Have you ever been frustrated that your staff has ignored the step-by-step systems you created to lead them through a defined process?
Well maybe the problem isn't with your staff, but instead it lies with how you packaged the process you created.
Every successful business system has two layers: the process layer and the format layer.
The process layer consists of the step-by-step process or procedure you've created to complete any given task or process. Think of this like the recipe that your team needs to follow to get the specific result your business needs in that area.
But having a solid process isn't enough. You have to package that process in ways that your team will actually use. Some cook books, like The Joy of Cooking, list a shorthand sequence of steps to follow, and assume the reader has a lot of assumed knowledge about how to interpret the steps to cook the desired meal. But what if you are a novice cook? Or simply not familiar with all the assumed knowledge a particular recipe calls for? This is where the second layer of your systems comes into play.
The format layer deals with how you package and present your system to your team. Systems should be easy to use, transparent so that team members intuitively understand how to use them, and automated to an extent that much of the work happens via technology instead of manual work.
Would the cookbook be easier to follow if it has pictures? Or a footnote of all the ingredients? Or even a short video of key steps for you to watch and model?
How do you know if your system has a good, useable format? There is one, simple question to give you this answer: Is your team using it?
Your team wants to do a good job. If your business systems are simple, intuitive and effective, they will use them. If they're confusing, complicated, or cumbersome, they'll ignore your systems, even creating their own "cheat sheet" hybrid versions instead. These homespun, individual hybrids normally aren't scalable; in fact, they usually only work for that one team member and only as long as the volume of your business stays relatively level.
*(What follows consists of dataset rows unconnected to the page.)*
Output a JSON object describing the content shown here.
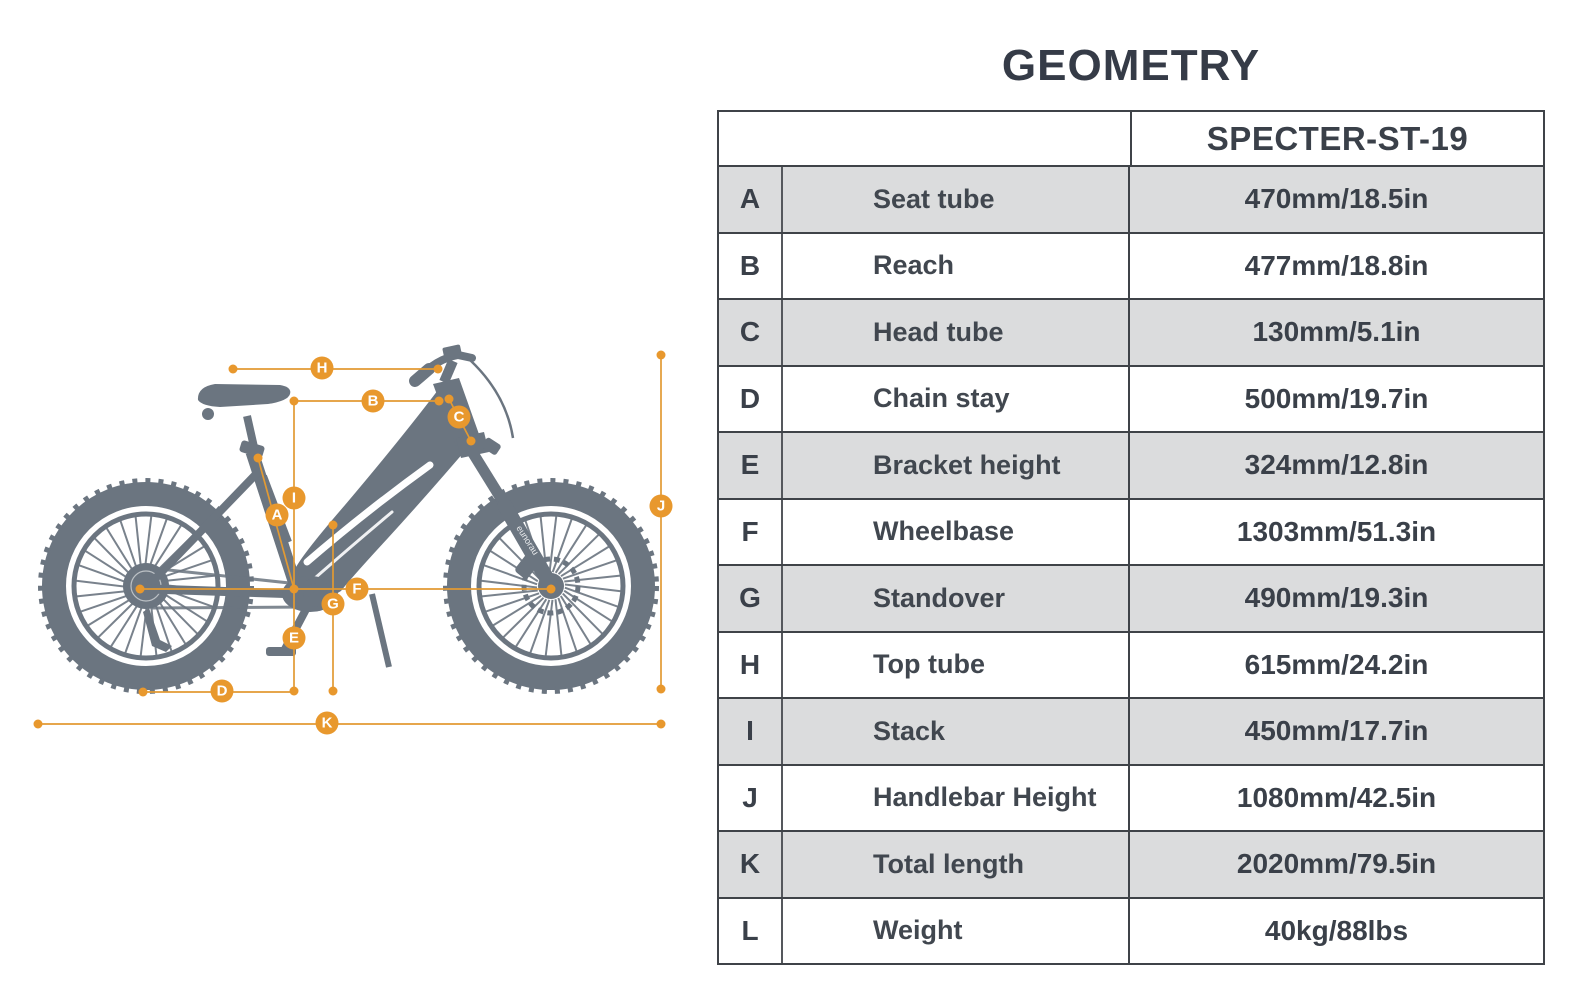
{
  "title": "GEOMETRY",
  "table": {
    "model": "SPECTER-ST-19",
    "rows": [
      {
        "letter": "A",
        "label": "Seat tube",
        "value": "470mm/18.5in"
      },
      {
        "letter": "B",
        "label": "Reach",
        "value": "477mm/18.8in"
      },
      {
        "letter": "C",
        "label": "Head tube",
        "value": "130mm/5.1in"
      },
      {
        "letter": "D",
        "label": "Chain stay",
        "value": "500mm/19.7in"
      },
      {
        "letter": "E",
        "label": "Bracket height",
        "value": "324mm/12.8in"
      },
      {
        "letter": "F",
        "label": "Wheelbase",
        "value": "1303mm/51.3in"
      },
      {
        "letter": "G",
        "label": "Standover",
        "value": "490mm/19.3in"
      },
      {
        "letter": "H",
        "label": "Top tube",
        "value": "615mm/24.2in"
      },
      {
        "letter": "I",
        "label": "Stack",
        "value": "450mm/17.7in"
      },
      {
        "letter": "J",
        "label": "Handlebar Height",
        "value": "1080mm/42.5in"
      },
      {
        "letter": "K",
        "label": "Total length",
        "value": "2020mm/79.5in"
      },
      {
        "letter": "L",
        "label": "Weight",
        "value": "40kg/88lbs"
      }
    ]
  },
  "diagram": {
    "fork_brand": "eunorau",
    "markers": [
      "A",
      "B",
      "C",
      "D",
      "E",
      "F",
      "G",
      "H",
      "I",
      "J",
      "K"
    ],
    "colors": {
      "accent": "#e8982d",
      "bike": "#6b7580"
    }
  }
}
Plus, even if these private shortcuts work, rarely are they ever captured in a way that the rest of your business can use.
Here is a quick list of 32 potential formats for you to package your systems to make them easier and more effective for team members to use.
4. Custom forms
5. Written guidelines
6. Step-by-step instructions
7. Software that automates a process
8. Merge documents with pre-done data entry fields
9. Databases of key information
10. Pricing lists
11. Templates and samples
12. Written policies
13. Common Q&A sheets
14. Written "warnings" for an area, providing how to deal with predictable problems
15. Spreadsheets with built-in formulas
16. Camera-ready artwork
17. Filing system (paper or electronic)
18. Pre-approved vendors lists
19. Standardized equipment and parts
20. Online communication tools for effectively sharing information (discussion forums, wikis, whiteboards, social networks, etc.)
21. Delivery timetables
22. Job or role descriptions
23. Instructional videos
24. Illustrative picture or diagram
25. Budget templates
26. Automated data back ups
27. Project management software with reusable project pathways
28. Reporting templates
29. Organizational charts
30. Pre-approved forms and contracts
31. A timeline or Master Calendar
32. Complete enterprise management software
You now have a list of the building blocks of successful business systems.
Every time you or one of your staff create a process, take a moment and ask what format would most effectively capture that process to make it easiest for your other team members to use it to generate the desired result.